Lay the groundwork now, and see the benefits later when you send out your year-end appeal.

Shari Haskins Named Riverton Branch Library Manager

Shari Haskins was named as the new Riverton Branch Library Manager early this month, beginning her new role on Feb. 4. Formerly working at Riverton as Teen Lead Librarian/Adult Services, she began her 18th year with the Fremont County Library System in January. She takes the place of Gloria Brodle, who retired after 31 years.

She’s notorious for her high energy, matching that of the teen patrons she’s so passionate about. “I love how energetic they are and how open-minded they are,” she said. “They’re so willing to be open-minded and grateful for anything that appeals to them or any person that shows interest in them. Young people are always appreciative of that person.”

Haskins has a B.S. in K-12 Education from the University of Wyoming. When she moved to Riverton in 1992 for her husband’s job, Haskins was unable to find a full-time position in teaching. She did some substitute teaching and coaching until she saw an opening at the main library in Lander. It seemed a natural fit for her. Not finding any teen programs in place when she started, Haskins began developing them at Lander, and then continued when she moved to Riverton a year later.

Haskins has been an active member of the Wyoming Library Association. She joined when she started at Riverton. She did a few stints as the Children’s Teen Section chair then, when WLA changed its organization in its bylaws, became chair of the Youth Services Interest Group. This gave her the opportunity to participate in the Collaborative Summer Library Program at the national level.

In terms of what direction she would like to see for the library, “I love this whole new philosophy of the user experience. As public libraries diversify and become the social hub of the community, the user experience is at the top of re-envisioning what libraries should be focusing on and looking forward to.”

 

Brodle Retires After 31 Years With Fremont County Library

After 31 years with the Fremont County Library System, Gloria Brodle has retired from her position as Riverton Branch Manager.

Brodle was an active member of the Wyoming Library Association and made many state-wide and national professional connections. Among her significant accomplishments was the successful effort to raise both awareness and funds for a much-needed update for the Riverton Library’s community room. Her efforts have made a lasting contribution to the library that its patrons will enjoy for years to come.

Interim FCLS Director Jeannette Woodward said Brodle’s sunny disposition was an asset to the library. “She could always deal with any crisis that came her way without losing her cool,” Woodward said, “and that inspired staff to do the same.
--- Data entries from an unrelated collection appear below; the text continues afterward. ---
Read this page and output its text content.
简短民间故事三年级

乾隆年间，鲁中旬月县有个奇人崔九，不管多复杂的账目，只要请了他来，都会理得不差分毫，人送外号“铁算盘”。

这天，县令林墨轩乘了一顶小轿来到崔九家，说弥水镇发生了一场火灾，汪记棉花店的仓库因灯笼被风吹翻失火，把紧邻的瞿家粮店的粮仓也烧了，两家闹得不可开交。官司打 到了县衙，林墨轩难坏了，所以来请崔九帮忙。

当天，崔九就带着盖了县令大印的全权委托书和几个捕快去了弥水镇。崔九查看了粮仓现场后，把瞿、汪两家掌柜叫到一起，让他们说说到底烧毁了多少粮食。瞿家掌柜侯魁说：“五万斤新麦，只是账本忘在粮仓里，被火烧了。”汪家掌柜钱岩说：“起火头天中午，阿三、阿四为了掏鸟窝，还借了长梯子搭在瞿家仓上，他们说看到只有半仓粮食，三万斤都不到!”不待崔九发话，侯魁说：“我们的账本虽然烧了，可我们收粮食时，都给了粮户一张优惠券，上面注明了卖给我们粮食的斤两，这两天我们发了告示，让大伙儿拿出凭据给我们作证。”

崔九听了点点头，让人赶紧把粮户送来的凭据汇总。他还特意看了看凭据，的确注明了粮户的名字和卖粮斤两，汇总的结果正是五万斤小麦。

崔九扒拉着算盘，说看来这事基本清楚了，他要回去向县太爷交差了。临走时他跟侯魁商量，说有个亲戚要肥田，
I’ve met library patrons who marveled at her patience. Library staff members wondered whatever made them cheerfully volunteer to take on an extra assignment. I called it the ‘Gloria effect.'”
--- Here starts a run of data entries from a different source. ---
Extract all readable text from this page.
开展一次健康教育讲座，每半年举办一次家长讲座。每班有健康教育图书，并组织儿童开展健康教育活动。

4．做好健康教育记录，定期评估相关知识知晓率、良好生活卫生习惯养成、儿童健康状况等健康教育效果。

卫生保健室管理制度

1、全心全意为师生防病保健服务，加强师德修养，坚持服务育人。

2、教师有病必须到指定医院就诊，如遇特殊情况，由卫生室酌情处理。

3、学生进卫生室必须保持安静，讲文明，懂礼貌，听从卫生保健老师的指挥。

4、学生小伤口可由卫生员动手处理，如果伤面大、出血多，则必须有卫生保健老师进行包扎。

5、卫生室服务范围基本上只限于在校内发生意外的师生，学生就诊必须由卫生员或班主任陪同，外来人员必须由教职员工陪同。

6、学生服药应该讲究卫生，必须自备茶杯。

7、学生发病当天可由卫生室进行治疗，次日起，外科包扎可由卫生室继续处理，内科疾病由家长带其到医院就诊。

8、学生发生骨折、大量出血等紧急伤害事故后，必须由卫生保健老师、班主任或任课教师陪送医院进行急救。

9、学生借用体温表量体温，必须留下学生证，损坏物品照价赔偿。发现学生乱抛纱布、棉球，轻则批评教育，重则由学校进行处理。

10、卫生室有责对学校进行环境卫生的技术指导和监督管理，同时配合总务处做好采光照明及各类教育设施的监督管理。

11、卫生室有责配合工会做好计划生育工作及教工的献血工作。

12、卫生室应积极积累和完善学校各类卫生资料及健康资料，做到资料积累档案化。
With Brodle’s departure, Shari Haskins has been named the new branch manager. “Gloria exemplified what it means to be an effective, positive manager and leader,” Haskins said. “She cared deeply about her staff and library users. Most importantly, Gloria kept her sense of humor and always came to work upbeat.”

The library celebrated Brodle’s service and wished her well in retirement with a reception at the library on Feb. 3.